Friedrich Nietszche, 15 Ekim 1844 – 25 Ağustos 1900 yılları arasında yaşamıştır.
Var oluşçuluğu savunan Alman Filozofudur.
Erken ölümü olgunluk çağı eserlerini yaratmasına engel oldu.
Kendisini filozoflar içinde bir “psikolog” olarak değerlendiren Nietszche, psikanalizde kullanılan “bilinç altı” kavramından ilk söz eden kişi olmuş ve bu yönüyle Sirmund Freud ve psikanalizi etkilemiştir.
Nietszche felsefe, psikanaliz, insanı yorumlamanın yanı sıra hayatın şiirini de yazmıştır.
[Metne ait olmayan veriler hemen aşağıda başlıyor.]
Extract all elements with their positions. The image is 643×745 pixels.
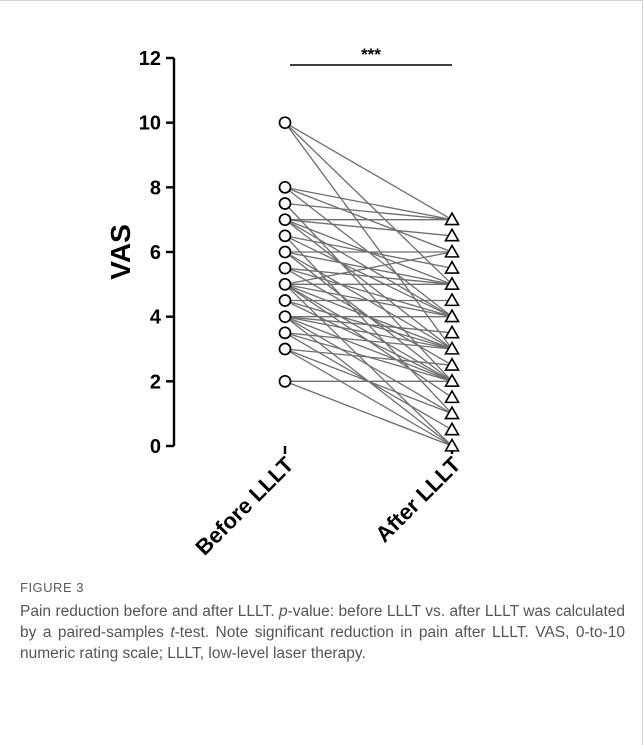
after-marker — [446, 423, 459, 434]
pair-line — [285, 204, 452, 220]
y-tick-label: 4 — [150, 307, 162, 329]
pair-line — [285, 317, 452, 382]
before-marker — [280, 295, 291, 306]
y-tick-label: 6 — [150, 242, 161, 264]
y-tick-label: 12 — [139, 48, 161, 70]
pair-line — [285, 123, 452, 220]
before-marker — [280, 376, 291, 387]
after-marker — [446, 391, 459, 402]
x-category-label: Before LLLT — [190, 451, 299, 560]
paired-vas-chart: 0 2 4 6 8 10 12 VAS Before LLLT After LLLT *** — [0, 0, 643, 575]
significance-label: *** — [361, 45, 381, 64]
y-tick-label: 8 — [150, 177, 161, 199]
after-marker — [446, 246, 459, 257]
pair-line — [285, 317, 452, 414]
pair-line — [285, 268, 452, 284]
before-marker — [280, 311, 291, 322]
before-marker — [280, 344, 291, 355]
before-marker — [280, 279, 291, 290]
y-tick-label: 0 — [150, 436, 161, 458]
x-category-label: After LLLT — [370, 451, 466, 547]
before-marker — [280, 247, 291, 258]
caption-text: Pain reduction before and after LLLT. p-… — [20, 601, 625, 664]
pair-line — [285, 123, 452, 349]
pair-line — [285, 349, 452, 365]
caption-part-1: Pain reduction before and after LLLT. — [20, 603, 279, 620]
before-marker — [280, 214, 291, 225]
before-marker — [280, 198, 291, 209]
y-tick-label: 2 — [150, 371, 161, 393]
pair-line — [285, 381, 452, 446]
pair-line — [285, 333, 452, 349]
p-symbol: p — [279, 603, 288, 620]
before-marker — [280, 230, 291, 241]
figure-caption: FIGURE 3 Pain reduction before and after… — [20, 580, 625, 664]
y-axis-label: VAS — [105, 224, 136, 280]
before-marker — [280, 327, 291, 338]
pair-line — [285, 317, 452, 349]
pair-line — [285, 187, 452, 219]
figure-label: FIGURE 3 — [20, 580, 625, 595]
before-marker — [280, 182, 291, 193]
y-axis: 0 2 4 6 8 10 12 — [139, 48, 452, 458]
before-marker — [280, 117, 291, 128]
pair-line — [285, 220, 452, 236]
before-marker — [280, 263, 291, 274]
pair-line — [285, 349, 452, 446]
pair-lines — [285, 123, 452, 446]
y-tick-label: 10 — [139, 113, 161, 135]
pair-line — [285, 317, 452, 333]
after-marker — [446, 294, 459, 305]
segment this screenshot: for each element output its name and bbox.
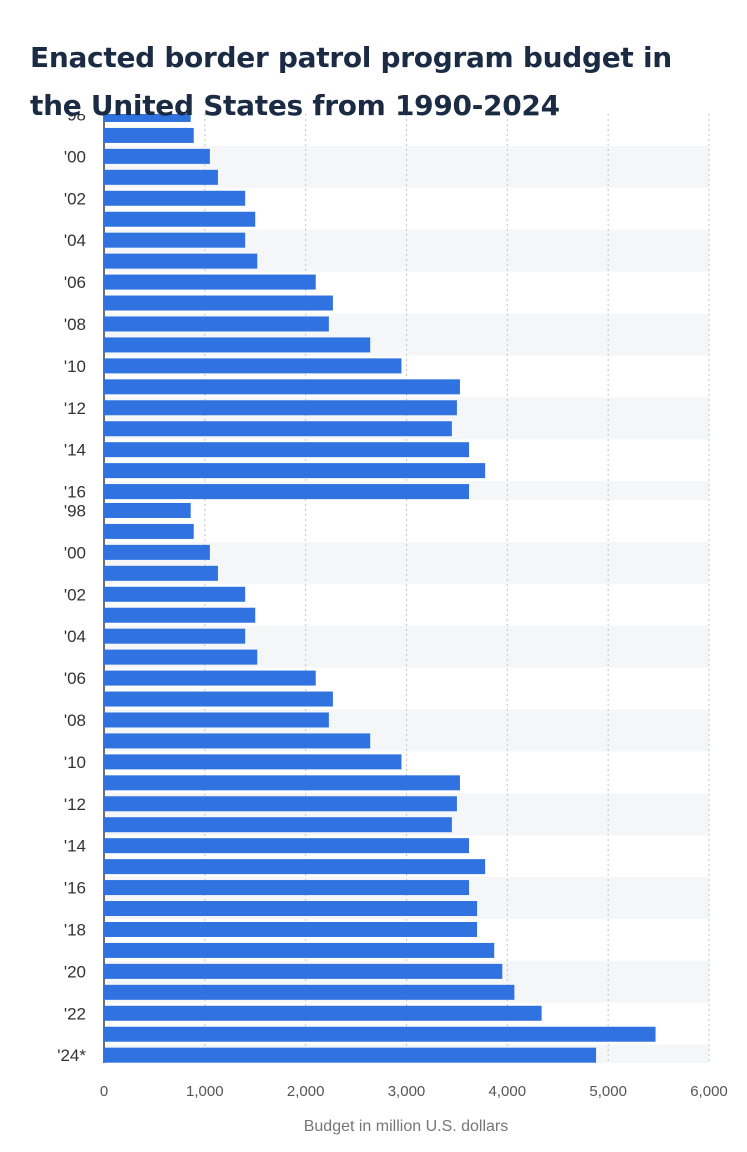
chart-title: Enacted border patrol program budget in … bbox=[30, 41, 672, 122]
bar-07-seg1 bbox=[104, 295, 333, 311]
bar-01-seg2 bbox=[104, 565, 218, 581]
y-tick-label: '16 bbox=[64, 483, 86, 502]
bar-98-seg2 bbox=[104, 502, 191, 518]
bar-99-seg1 bbox=[104, 127, 194, 143]
bar-15-seg1 bbox=[104, 463, 486, 479]
bar-10-seg1 bbox=[104, 358, 402, 374]
y-tick-label: '16 bbox=[64, 879, 86, 898]
bar-12-seg1 bbox=[104, 400, 457, 416]
bar-12-seg2 bbox=[104, 796, 457, 812]
bar-02-seg1 bbox=[104, 190, 246, 206]
x-tick-label: 3,000 bbox=[388, 1083, 426, 1100]
bar-99-seg2 bbox=[104, 523, 194, 539]
y-tick-label: '14 bbox=[64, 837, 86, 856]
y-tick-labels: '98'00'02'04'06'08'10'12'14'16'98'00'02'… bbox=[0, 96, 747, 1065]
bar-02-seg2 bbox=[104, 586, 246, 602]
y-tick-label: '18 bbox=[64, 920, 86, 939]
y-tick-label: '08 bbox=[64, 711, 86, 730]
bar-18-seg2 bbox=[104, 921, 478, 937]
bar-16-seg2 bbox=[104, 880, 470, 896]
bar-08-seg2 bbox=[104, 712, 329, 728]
x-tick-labels: 0 1,000 2,000 3,000 4,000 5,000 6,000 bbox=[100, 1083, 728, 1100]
bar-20-seg2 bbox=[104, 963, 503, 979]
bar-04-seg2 bbox=[104, 628, 246, 644]
bar-09-seg1 bbox=[104, 337, 371, 353]
bar-07-seg2 bbox=[104, 691, 333, 707]
bar-13-seg1 bbox=[104, 421, 452, 437]
bar-11-seg1 bbox=[104, 379, 460, 395]
bar-06-seg2 bbox=[104, 670, 316, 686]
bar-11-seg2 bbox=[104, 775, 460, 791]
x-tick-label: 4,000 bbox=[489, 1083, 527, 1100]
y-tick-label: '10 bbox=[64, 753, 86, 772]
y-tick-label: '08 bbox=[64, 315, 86, 334]
bar-98-seg1 bbox=[104, 114, 191, 122]
bar-24-seg2 bbox=[104, 1047, 597, 1063]
bar-01-seg1 bbox=[104, 169, 218, 185]
bar-00-seg1 bbox=[104, 148, 210, 164]
bar-06-seg1 bbox=[104, 274, 316, 290]
y-tick-label: '00 bbox=[64, 543, 86, 562]
y-tick-label: '14 bbox=[64, 441, 86, 460]
bar-03-seg2 bbox=[104, 607, 256, 623]
y-tick-label: '04 bbox=[64, 627, 86, 646]
y-tick-label: '98 bbox=[64, 501, 86, 520]
x-tick-label: 5,000 bbox=[589, 1083, 627, 1100]
bar-05-seg2 bbox=[104, 649, 258, 665]
bar-05-seg1 bbox=[104, 253, 258, 269]
bar-17-seg2 bbox=[104, 901, 478, 917]
bar-13-seg2 bbox=[104, 817, 452, 833]
y-tick-label: '04 bbox=[64, 231, 86, 250]
y-tick-label: '24* bbox=[57, 1046, 86, 1065]
y-tick-label: '10 bbox=[64, 357, 86, 376]
bar-03-seg1 bbox=[104, 211, 256, 227]
bar-14-seg1 bbox=[104, 442, 470, 458]
title-backdrop bbox=[0, 96, 747, 114]
bar-04-seg1 bbox=[104, 232, 246, 248]
x-tick-label: 2,000 bbox=[287, 1083, 325, 1100]
y-tick-label: '00 bbox=[64, 147, 86, 166]
y-tick-label: '12 bbox=[64, 399, 86, 418]
y-tick-label: '06 bbox=[64, 669, 86, 688]
bar-15-seg2 bbox=[104, 859, 486, 875]
bar-14-seg2 bbox=[104, 838, 470, 854]
x-tick-label: 0 bbox=[100, 1083, 108, 1100]
y-tick-label: '02 bbox=[64, 189, 86, 208]
x-tick-label: 6,000 bbox=[690, 1083, 728, 1100]
bar-08-seg1 bbox=[104, 316, 329, 332]
x-tick-label: 1,000 bbox=[186, 1083, 224, 1100]
y-tick-label: '06 bbox=[64, 273, 86, 292]
bars bbox=[104, 114, 656, 1063]
y-tick-label: '12 bbox=[64, 795, 86, 814]
bar-10-seg2 bbox=[104, 754, 402, 770]
y-tick-label: '20 bbox=[64, 962, 86, 981]
bar-19-seg2 bbox=[104, 942, 495, 958]
bar-22-seg2 bbox=[104, 1005, 542, 1021]
bar-09-seg2 bbox=[104, 733, 371, 749]
y-tick-label: '22 bbox=[64, 1004, 86, 1023]
bar-16-seg1 bbox=[104, 484, 470, 500]
bar-21-seg2 bbox=[104, 984, 515, 1000]
bar-23-seg2 bbox=[104, 1026, 656, 1042]
y-tick-label: '02 bbox=[64, 585, 86, 604]
bar-00-seg2 bbox=[104, 544, 210, 560]
x-axis-label: Budget in million U.S. dollars bbox=[304, 1118, 509, 1135]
Hayatın şiirini yazmak sanıldığı kadar kolay değildir.
Hayatı yaşamadan şiirini yazmaya kalkan gülünç olur. Aşk günlük yaşamın bir uzantısı değildir.
Su içmek, hava almak, bir şeyler yemek gibi sıradan eylemlerin içine aşkı da
sokarak değerlendirmek, aşka hakarettir. Onu anlamamaktır.
Nietszche neler söylemiş: 130 yıl sonra ne kadarı geçerli ?
* *
Gidene kal demeyeceksin. Gidene kal demek zavallılara,
Kalana git demek terbiyesizlere, dönmeyene dön demek acizlere,
hak edene git demek asillere yakışır.
Kimseye hak ettiğinden fazla değer verme. Yoksa değersiz olan hep sen olursun.
* *
Tükettirme içindeki yaşama sevgisini ya çare sizsiniz, ya da çaresizsiniz.
Öyle bir hayat yaşadım ki, cenneti de gördüm cehennemi de.
Öyle bir aşk yaşadım ki tutkuyu da gördüm pes etmeyi de.
Bazıları seyrederken hayatı en önden, kendimi bir sahnede buldum.
Oynadım.. Öyle bir rol vermişler ki okudum okudum anlamadım.
Evimde kendi kendime konuştum. Bazen güldüm bazen ağladım halime.
* *
Düşün ! Kim üzebilir seni senden başka.?
Sen istemezsen, kim doldurabilir içindeki boşluğu?
Sen hazır değilsen, kim mutlu edebilir seni?
Sen izin vermezsen, kim yıkar, yıpratır seni?
Sen kendini sevmezsen, kim sever seni ?
Her şey sende başlar, sende biter.
Yürekli olman yeter, tükenme ve tüketme.
* *
Dedim ki sonunda, söz ver kendine:
Denizleri seviyorsan dalgaları da seveceksin.
Sevilmek istiyorsan önce sevmeyi bileceksin.
Uçmayı biliyorsan düşmeyi de bileceksin.
Korkarak yaşıyorsan, hayatı sadece seyredeceksin.
Öyle hayat yaşadım ki son yolculukları erken tanıdım.
Öyle değerliymiş ki zaman hep acele etmemden anladım.
*
Çile çekmenin erdem, ikiyüzlülüğün erdem, intikamın erdem, vahşetin erdem, aklın inkarının erdem, buna karşın kendini iyi hissetmenin tehlike, öğrenme hırsının tehdit, barışın tehlike, acımanın tehlike, merhamet görmenin küfür, işin küfür, çılgınlığın tanrısallık, değişimin ahlaksızlık ve bozulma emaresi sayıldığı çağda! — Siz bunların hepsinin değiştiğini ve insanlığın böylece kendi karakterinde yanılmış olması gerektiğini mi sanıyorsunuz? Ah siz insan sarrafları, kendinizi daha iyi tanıyın!
*
Rahip, yaşamın bu meslekten yoksayıcısı, yalanlayıcısı, zehirleyicisi, yüksek bir insan türü sayıldığı sürece, doğru nedir sorusuna hiçbir yanıt bulunamaz. Hiçin ve olumsuzlamanın bu bilinçli avukatı, «Hakikat»in sözcüsü yerine konduğunda, doğru zaten tepesi üstüne çevrilmiştir.